Adnan al-Husseini ist der von Ramallah ernannte symbolische arabische Gouverneur der Stadt - der faktische israelische Bürgermeister Nir Barkat hat wahrscheinlich noch nie von ihm gehört. Aber es gibt viel mehr Koexistenz, als irgendwer zugeben möchte. Wenn Sie all die gut aussehenden jungen Leute in den Einkaufszentren sehen, werden Sie kaum sagen können, wer Palästinenser ist und wer Israeli. In jeder Restaurantküche Jerusalems ist das Personal arabisch. Nur die Kellner sind im Westteil jüdisch, um den koscheren Schein zu wahren. Das fasst die Situation der Araber gut zusammen: Du kannst in jedem Sektor arbeiten, aber nicht in jeder Position.
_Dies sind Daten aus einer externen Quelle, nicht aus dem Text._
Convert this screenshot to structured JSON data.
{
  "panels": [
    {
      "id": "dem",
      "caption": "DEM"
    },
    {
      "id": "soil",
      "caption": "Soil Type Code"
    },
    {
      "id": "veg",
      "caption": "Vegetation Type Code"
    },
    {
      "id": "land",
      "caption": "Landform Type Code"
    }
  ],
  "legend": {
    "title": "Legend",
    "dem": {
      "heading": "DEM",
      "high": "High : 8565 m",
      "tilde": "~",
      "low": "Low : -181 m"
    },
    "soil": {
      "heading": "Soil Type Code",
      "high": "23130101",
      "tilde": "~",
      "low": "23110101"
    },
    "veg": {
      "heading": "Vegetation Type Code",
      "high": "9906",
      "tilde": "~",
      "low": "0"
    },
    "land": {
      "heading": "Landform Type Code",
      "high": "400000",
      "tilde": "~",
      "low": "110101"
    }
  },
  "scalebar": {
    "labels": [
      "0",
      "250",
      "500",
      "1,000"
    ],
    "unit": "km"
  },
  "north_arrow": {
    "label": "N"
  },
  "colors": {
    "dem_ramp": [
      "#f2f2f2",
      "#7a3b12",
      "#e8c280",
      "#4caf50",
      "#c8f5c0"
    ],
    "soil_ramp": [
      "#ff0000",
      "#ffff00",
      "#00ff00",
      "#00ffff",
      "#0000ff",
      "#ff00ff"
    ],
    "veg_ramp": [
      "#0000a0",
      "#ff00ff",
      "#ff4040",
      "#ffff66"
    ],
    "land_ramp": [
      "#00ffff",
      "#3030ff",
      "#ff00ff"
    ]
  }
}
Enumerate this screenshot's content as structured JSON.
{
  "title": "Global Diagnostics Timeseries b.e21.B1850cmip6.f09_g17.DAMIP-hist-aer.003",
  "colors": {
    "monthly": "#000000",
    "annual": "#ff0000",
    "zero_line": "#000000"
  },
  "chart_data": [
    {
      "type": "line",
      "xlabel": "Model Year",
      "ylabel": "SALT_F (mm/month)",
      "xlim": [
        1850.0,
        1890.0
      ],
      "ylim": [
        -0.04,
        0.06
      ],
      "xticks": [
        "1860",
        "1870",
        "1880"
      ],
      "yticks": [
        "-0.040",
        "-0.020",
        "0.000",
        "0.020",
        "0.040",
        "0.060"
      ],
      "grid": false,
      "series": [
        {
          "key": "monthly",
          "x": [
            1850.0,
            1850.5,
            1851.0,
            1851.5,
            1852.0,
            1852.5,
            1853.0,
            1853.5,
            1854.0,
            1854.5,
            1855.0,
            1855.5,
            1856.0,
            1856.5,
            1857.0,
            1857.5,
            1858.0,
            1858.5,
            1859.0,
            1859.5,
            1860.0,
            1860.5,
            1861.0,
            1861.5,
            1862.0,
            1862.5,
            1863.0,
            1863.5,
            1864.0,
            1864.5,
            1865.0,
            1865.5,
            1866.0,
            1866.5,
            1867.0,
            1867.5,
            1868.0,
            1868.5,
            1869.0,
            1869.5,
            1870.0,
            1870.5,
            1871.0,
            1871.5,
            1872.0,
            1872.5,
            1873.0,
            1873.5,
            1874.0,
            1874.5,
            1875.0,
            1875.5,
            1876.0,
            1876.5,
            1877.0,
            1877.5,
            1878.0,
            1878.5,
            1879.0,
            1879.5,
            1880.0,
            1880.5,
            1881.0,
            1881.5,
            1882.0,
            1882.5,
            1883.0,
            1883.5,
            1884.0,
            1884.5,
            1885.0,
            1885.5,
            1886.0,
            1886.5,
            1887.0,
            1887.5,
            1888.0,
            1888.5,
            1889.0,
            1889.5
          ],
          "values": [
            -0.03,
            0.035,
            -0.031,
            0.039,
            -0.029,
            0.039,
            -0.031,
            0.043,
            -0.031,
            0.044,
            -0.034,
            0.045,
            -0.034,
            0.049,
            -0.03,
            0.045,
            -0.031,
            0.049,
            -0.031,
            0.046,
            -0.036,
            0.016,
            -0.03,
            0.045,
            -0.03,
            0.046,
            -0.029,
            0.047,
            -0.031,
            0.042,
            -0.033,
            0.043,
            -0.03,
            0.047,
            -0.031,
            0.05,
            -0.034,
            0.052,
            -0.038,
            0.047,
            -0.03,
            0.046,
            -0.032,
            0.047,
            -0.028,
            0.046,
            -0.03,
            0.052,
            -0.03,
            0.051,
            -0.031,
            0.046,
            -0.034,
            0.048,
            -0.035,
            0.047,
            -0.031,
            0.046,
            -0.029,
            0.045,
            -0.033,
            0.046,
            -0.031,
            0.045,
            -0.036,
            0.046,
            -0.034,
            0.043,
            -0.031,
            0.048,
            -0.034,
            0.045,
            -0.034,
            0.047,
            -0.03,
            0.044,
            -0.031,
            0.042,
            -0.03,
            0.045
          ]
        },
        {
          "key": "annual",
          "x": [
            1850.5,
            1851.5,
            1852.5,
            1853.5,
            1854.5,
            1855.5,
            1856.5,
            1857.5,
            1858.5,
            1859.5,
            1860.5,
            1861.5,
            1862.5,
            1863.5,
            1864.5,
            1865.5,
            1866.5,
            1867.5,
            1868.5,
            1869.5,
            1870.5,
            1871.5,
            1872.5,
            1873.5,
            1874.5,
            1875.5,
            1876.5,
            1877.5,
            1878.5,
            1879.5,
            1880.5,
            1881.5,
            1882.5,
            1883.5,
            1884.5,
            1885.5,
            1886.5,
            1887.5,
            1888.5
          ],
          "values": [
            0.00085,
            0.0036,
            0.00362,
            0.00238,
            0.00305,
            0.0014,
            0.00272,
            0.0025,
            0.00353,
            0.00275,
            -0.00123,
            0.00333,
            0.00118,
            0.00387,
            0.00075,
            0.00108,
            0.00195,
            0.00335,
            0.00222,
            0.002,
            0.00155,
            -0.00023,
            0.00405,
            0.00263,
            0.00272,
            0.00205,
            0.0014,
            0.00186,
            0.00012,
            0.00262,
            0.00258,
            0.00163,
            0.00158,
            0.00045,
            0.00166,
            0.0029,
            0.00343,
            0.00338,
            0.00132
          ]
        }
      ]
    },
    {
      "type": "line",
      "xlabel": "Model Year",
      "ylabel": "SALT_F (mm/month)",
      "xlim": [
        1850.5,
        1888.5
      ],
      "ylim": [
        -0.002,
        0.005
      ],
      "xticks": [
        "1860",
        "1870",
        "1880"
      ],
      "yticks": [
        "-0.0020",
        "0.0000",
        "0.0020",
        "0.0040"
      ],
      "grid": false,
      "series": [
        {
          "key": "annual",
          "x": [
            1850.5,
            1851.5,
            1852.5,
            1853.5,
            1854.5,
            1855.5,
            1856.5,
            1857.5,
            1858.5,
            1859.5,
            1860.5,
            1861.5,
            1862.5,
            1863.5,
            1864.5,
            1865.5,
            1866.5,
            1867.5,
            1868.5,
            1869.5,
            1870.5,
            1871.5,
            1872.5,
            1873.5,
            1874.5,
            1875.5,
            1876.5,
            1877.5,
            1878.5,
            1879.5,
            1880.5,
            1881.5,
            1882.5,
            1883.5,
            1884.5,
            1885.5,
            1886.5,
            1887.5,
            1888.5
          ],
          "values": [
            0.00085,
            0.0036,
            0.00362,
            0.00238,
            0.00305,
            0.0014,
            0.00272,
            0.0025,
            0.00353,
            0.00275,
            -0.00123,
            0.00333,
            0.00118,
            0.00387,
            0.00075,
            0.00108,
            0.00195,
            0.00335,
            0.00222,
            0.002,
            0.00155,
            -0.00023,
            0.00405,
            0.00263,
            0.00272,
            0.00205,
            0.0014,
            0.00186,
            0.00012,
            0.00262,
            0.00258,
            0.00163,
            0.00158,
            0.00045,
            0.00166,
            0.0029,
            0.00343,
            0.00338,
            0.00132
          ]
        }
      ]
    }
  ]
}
Und wie beim Küchenpersonal wird die jüdische Mehrheit deine Existenz leugnen, wann immer es möglich ist.

Was soll nun werden aus Jerusalem?

Ich sehe nur einen Weg: Israel sollte die Stadt vollumfassend annektieren - das hat es nämlich entgegen seiner eigenen Darstellung nicht getan. Eine wirkliche volle Annexion würde die gleichen Bürgerrechte für die Menschen in Ostjerusalem bedeuten, die seit dem Oslo-Abkommen in einem schwarzen Loch leben. Aber ich bin nicht sehr optimistisch.Die Palästinenser müssten zugeben, einem schönen, aber unrealistischen Traum nachgehangen zu haben. Es wäre Zeit, den palästinensischen Kampf als Bürgerrechtsbewegung fortzuführen. Und die Israelis müssten uns als Volk mit einer Geschichte und einzigartigen Identität anerkennen. Aber sie wollen nur das Land, nicht die Menschen. So versuchen sie, unseren Boden und unser Erbe legalistisch in Gerichtssälen und Büros zu bekommen. Das ist leise. Und es ist sehr effizient.